Санкити стоял перед ящиками, внимательно их разглядывая. Вспомнил он, как однажды летом, когда еще был цел старый дом, он приехал туда и занялся отцовской библиотекой. Книг у отца было гораздо больше, чем у Хасимото. Там он нашел тогда труды дорогих его сердцу Мотоори1 и его последователей, книги, посвященные «Манъёсю»2 и «Кодзики»3, книги по истории Японии и Китая, томики японской поэзии.

Санкити стал рыться в ящиках. Тут были труды по военному искусству, книги сутр, неизвестно как попавший сюда Ветхий завет на древнекитайском языке. В большой открытой корзине, стоявшей под окном, Санкити нашел кипу брошенных в беспорядке толстых тетрадей; иероглифы на обложках были выведены рукой Тацуо. Санкити раскрыл первую тетрадь. Это были дневники его зятя.

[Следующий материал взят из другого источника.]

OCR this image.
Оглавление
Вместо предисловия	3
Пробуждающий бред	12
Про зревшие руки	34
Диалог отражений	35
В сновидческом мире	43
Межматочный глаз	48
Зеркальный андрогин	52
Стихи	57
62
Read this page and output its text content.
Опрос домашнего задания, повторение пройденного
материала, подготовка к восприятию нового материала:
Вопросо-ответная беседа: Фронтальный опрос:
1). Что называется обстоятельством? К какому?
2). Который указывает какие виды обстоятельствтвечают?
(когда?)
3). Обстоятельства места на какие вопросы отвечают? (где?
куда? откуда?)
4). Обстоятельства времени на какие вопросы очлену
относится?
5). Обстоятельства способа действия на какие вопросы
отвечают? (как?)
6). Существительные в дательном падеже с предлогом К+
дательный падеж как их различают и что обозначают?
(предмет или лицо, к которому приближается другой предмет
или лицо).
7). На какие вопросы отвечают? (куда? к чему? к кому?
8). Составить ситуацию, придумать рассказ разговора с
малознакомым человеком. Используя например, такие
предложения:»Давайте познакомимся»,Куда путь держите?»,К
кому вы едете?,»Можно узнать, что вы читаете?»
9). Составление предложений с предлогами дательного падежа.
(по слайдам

Записи относились к тому времени, когда семья жила в Токио. Санкити прочитал несколько страниц, и давно забытые картины детства ожили перед ним. В доме сестры часто собирались гости. Пили вино, беседовали. Чаще других заглядывал отец его друга Наоки. Он любил петь, его любимой песней была «Наканори из Кисо». Тацуо подпевал ему. Красивый, чистый и гибкий был тогда у Тацуо голос. Сколько песен было спето друзьями вместе! Тацуо не описывал в подробностях события тех лет, зато его дневник подкупал своей искренностью, от его страниц веяло ароматом прошлого.